Bernardo Bertolucci a demandé à Jean-Luc Godard la permission d'utiliser des extraits de ses films pour le film &#171; Soñadores &#187;. Jean-Luc Godard lui a répondu &#171; prends ce que tu veux, il n'y a pas de droits d'auteur, seulement des devoirs &#187;. Je n'irai pas pas jusque là, je crois qu'il y a des droits d'auteur et aussi des devoirs. Le plus important et le plus difficile de ces devoirs est de faire confiance à ceux qui aiment leurs oeuvres, et de leur offrir la possibilité de manifester leur reconnaissance y compris financièrement, sans prétendre installer une police technologique des droits de propriété. Ivan Illich a prononcé une conférence au début des années 1980 [3] où il disait qu'il fallait défendre le silence contre les ordinateurs, ou plus exactement contre un certain type d'usage des ordinateurs pour gérer la société. C'était à une époque où ni lui, ni moi n'avions encore compris que les ordinateurs pouvaient être l'outil de la réinvention des biens communs, de leur libération sans autres limites que le nombre d'esprits sur la planète. On voyait surtout le côté DRM et contrôle, et pas vraiment encore le côté coopération humaine. Mais dans ce texte, il a écrit deux phrases que je voudrais laisser résonner dans votre esprit, et que je me suis permis de traduire en français et de réorganiser pour les rendre autonomes. La première phrase énonce un programme : 

La gestion électronique est une question politique dont on peut discuter de plusieurs manières. Je propose de la traiter comme une question d'écologie politique. 

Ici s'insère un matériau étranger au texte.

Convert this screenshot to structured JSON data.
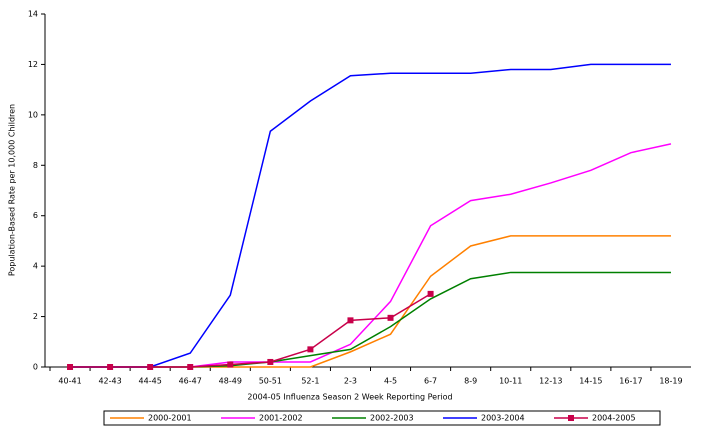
{
  "chart_data": {
    "type": "line",
    "x_label": "2004-05 Influenza Season 2 Week Reporting Period",
    "y_label": "Population-Based Rate per 10,000 Children",
    "categories": [
      "40-41",
      "42-43",
      "44-45",
      "46-47",
      "48-49",
      "50-51",
      "52-1",
      "2-3",
      "4-5",
      "6-7",
      "8-9",
      "10-11",
      "12-13",
      "14-15",
      "16-17",
      "18-19"
    ],
    "series": [
      {
        "name": "2000-2001",
        "color": "#ff8000",
        "values": [
          0,
          0,
          0,
          0,
          0,
          0,
          0,
          0.6,
          1.3,
          3.6,
          4.8,
          5.2,
          5.2,
          5.2,
          5.2,
          5.2
        ]
      },
      {
        "name": "2001-2002",
        "color": "#ff00ff",
        "values": [
          0,
          0,
          0,
          0,
          0.2,
          0.2,
          0.2,
          0.9,
          2.6,
          5.6,
          6.6,
          6.85,
          7.3,
          7.8,
          8.5,
          8.85
        ]
      },
      {
        "name": "2002-2003",
        "color": "#008000",
        "values": [
          0,
          0,
          0,
          0,
          0.05,
          0.2,
          0.45,
          0.7,
          1.6,
          2.7,
          3.5,
          3.75,
          3.75,
          3.75,
          3.75,
          3.75
        ]
      },
      {
        "name": "2003-2004",
        "color": "#0000ff",
        "values": [
          0,
          0,
          0,
          0.55,
          2.85,
          9.35,
          10.55,
          11.55,
          11.65,
          11.65,
          11.65,
          11.8,
          11.8,
          12,
          12,
          12
        ]
      },
      {
        "name": "2004-2005",
        "color": "#c8004a",
        "marker": true,
        "values": [
          0,
          0,
          0,
          0,
          0.1,
          0.2,
          0.7,
          1.85,
          1.95,
          2.9,
          null,
          null,
          null,
          null,
          null,
          null
        ]
      }
    ],
    "ylim": [
      0,
      14
    ],
    "yticks": [
      0,
      2,
      4,
      6,
      8,
      10,
      12,
      14
    ],
    "grid": false
  }
}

La seconde résonne aujourd'hui comme une menace : 

La défense des biens communs constitue la tâche publique cruciale pour l'action politique dans les années 1980. Il faut se consacrer de façon urgente à cette tâche, parce que les biens communs peuvent exister sans police, [alors que lorsqu'on les réduit à de pures ressources productives ...] elles ont besoin de police, de plus en plus de police, et dans des formes de plus en plus subtiles. 

S'il vous plaît, ne laissez pas quelques intérêts particuliers nous ramener à cette situation défensive critique d'il y a 20 ans. Construisons ensemble les biens communs du futur. 

Puisqu'on parle de devoir, j'espère qu'au moins, je n'ai pas abusé de votre temps.